A Subset of CpG Islands Exhibits Highly Significant Overlap with Multiple Epigenetic Modifications Simultaneously
Table 3.
Prediction Performance for the Distinction between CpG Islands That Overlap with a Particular Epigenetic Modification and Those That Do Not
Figure 3.
ROC Curves Comparing the Performance of Four Prediction Scores and Three Sequence Criteria against DNA Methylation and Promoter Activity
This figure compares the prediction performance of four CpG island scores that are based on epigenome prediction (upper legend box) and of three simple sequence criteria (lower legend box). In (A), (C), and (E), overlap with unmethylated regions is used for evaluation, and in (B), (D), and (F), overlap with experimentally determined transcription start sites (as an indicator of promoter activity) is used instead. All graphs plot the true positive rate against the false positive rate in the form of ROC curves [27]. The scales on top of the plots display the threshold values for the combined epigenetic score that correspond to the tradeoff between false positive rate and true positive rate at any one position. The thresholds for the combined epigenetic score are highlighted by triangles: 0.5 (balance between sensitivity and specificity), 0.33 (high sensitivity), and 0.67 (high specificity). Averaged across all six graphs, the ROC area under the curve performance measure (i.e., the percentage of the unit square that lies below the ROC curve [27]) amounts to the following values: predicted unmethylated score, 65.4%; predicted promoter activity score, 74.8%; open chromatin score, 72.2%; combined epigenetic score, 75.8%, GC content, 67.1%; CpG observed-to-expected score, 70.6%; and CpG island length, 75.5%.
Figure 4.
Box Plots Comparing the Promoter Strength between High-Scoring and Low-Scoring Promoter CpG Islands
This figure shows box plots of the average number of transcription start site tags per CpG island (as an indicator of promoter strength), restricted to those CpG islands that show experimental evidence of promoter activity at all (i.e., at least three transcription start site tags fall within the CpG island). Separate box plots are drawn for CpG islands that fall into different intervals in terms of their combined epigenetic score (i.e., 0 to 0.2, 0.2 to 0.4, etc.). The standard box plot format is used (boxes show center quartiles, whiskers extend to the most extreme data point that is no more than 1.5 times the interquartile range from the box, and non-overlapping notches provide evidence of significantly different medians), and outliers are hidden.
Figure 5.
Performance of the Combined Epigenetic Score Compared between CpG Island Maps That Use Different Repeat-Exclusion Strategies
This figure plots the precision (i.e., the percentage of experimentally supported bona fide CpG islands among all selected CpG islands) and the true positive rate (i.e., the percentage of experimentally supported bona fide CpG islands that are selected) over the total number of cases predicted as bona fide CpG islands, for any valid threshold on the combined epigenetic score.
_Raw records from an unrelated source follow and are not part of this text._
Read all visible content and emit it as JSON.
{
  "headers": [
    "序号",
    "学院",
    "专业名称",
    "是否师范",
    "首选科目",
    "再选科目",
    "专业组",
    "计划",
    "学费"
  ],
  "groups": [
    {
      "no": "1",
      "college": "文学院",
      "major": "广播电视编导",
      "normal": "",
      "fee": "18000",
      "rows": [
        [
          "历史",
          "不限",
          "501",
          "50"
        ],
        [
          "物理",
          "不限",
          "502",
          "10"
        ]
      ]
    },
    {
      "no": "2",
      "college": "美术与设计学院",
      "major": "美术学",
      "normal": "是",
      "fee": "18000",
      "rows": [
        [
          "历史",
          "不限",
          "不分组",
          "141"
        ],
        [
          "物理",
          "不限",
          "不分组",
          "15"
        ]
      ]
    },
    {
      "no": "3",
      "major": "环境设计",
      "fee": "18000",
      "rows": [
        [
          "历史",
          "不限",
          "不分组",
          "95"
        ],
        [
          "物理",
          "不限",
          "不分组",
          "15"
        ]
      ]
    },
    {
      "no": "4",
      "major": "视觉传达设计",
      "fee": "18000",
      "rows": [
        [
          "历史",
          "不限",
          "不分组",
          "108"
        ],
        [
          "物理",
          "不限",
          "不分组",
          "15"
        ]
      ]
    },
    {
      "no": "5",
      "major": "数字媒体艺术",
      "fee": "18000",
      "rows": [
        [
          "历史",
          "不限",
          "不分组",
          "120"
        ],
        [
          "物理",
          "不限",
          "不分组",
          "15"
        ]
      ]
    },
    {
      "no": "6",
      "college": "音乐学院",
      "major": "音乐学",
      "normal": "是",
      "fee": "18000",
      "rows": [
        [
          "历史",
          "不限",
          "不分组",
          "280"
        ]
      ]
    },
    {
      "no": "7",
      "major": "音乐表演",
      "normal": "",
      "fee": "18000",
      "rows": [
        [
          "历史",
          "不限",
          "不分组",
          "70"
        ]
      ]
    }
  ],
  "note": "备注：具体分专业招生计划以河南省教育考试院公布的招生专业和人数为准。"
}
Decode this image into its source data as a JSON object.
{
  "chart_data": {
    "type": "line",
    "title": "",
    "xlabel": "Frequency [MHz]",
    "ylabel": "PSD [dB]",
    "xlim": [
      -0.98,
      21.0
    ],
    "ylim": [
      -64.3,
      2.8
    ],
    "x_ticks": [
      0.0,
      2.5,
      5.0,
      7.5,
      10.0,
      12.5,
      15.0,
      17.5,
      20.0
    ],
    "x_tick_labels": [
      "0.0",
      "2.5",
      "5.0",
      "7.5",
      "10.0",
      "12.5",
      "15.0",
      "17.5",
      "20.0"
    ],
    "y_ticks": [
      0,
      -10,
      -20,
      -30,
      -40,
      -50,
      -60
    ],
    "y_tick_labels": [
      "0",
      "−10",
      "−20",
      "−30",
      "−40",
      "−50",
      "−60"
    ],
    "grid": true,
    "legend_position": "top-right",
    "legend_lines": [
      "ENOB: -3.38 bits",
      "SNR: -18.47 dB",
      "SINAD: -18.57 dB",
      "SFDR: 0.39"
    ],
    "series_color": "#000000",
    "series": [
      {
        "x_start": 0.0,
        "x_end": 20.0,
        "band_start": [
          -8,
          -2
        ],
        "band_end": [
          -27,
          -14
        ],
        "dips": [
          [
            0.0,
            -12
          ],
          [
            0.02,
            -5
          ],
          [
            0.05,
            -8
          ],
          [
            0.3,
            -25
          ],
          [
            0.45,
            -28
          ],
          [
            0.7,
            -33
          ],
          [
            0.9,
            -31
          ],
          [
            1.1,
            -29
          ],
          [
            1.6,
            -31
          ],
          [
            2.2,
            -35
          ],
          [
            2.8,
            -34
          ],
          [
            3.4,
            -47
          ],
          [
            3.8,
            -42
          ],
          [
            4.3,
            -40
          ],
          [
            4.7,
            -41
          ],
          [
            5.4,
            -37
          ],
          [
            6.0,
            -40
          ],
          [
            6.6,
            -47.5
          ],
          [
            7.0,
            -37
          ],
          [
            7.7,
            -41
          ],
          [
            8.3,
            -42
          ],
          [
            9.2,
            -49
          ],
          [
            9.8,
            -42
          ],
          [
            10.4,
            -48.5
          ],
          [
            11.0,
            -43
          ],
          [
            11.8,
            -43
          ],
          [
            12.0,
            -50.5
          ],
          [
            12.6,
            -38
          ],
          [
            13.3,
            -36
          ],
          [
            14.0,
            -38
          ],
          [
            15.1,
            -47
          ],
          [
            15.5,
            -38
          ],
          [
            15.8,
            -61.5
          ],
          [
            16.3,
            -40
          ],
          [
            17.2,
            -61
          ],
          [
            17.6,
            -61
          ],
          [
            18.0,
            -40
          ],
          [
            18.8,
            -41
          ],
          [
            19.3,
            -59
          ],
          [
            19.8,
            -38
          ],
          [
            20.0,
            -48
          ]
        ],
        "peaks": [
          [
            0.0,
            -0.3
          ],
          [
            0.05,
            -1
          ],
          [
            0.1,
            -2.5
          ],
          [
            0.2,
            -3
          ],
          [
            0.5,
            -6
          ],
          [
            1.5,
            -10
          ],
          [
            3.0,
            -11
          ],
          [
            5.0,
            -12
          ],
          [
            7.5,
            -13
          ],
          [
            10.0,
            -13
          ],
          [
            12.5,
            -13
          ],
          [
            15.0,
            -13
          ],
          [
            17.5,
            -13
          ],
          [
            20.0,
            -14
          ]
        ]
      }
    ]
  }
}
Evaluation criteria are absence of DNA methylation (A) and presence of promoter activity as indicated by experimentally determined transcription start sites (B). The three scales on top of each plot display the score thresholds that correspond to the number of CpG islands selected. Dashed lines show the three thresholds that were used to derive the final bona fide CpG island maps on the basis of the GGM dataset. Numbers on the x-axis are significantly lower in (A) than in (B) because of the fact that the DNA methylation dataset covers only a random sample of unmethylated and methylated CpG islands, while the promoter activity dataset covers essentially all nonrepetitive CpG islands genome-wide.
Table 4.
Performance Comparison between the Combined Epigenetic Score and the CpG Island Length
Figure 6.
Parallelism between Specific DNA Characteristics and the Epigenetic and Functional State of CpG Islands
This figure illustrates the link between the genome sequence and the epigenome at CpG islands, which enabled us to predict epigenetic states from characteristics of the genome sequence. CpG islands in the human genome can apparently be ordered on a scale of increasingly open and transcriptionally competent chromatin structure (left) and simultaneously on a scale of characteristic DNA attributes (right), with high correlation between both scales.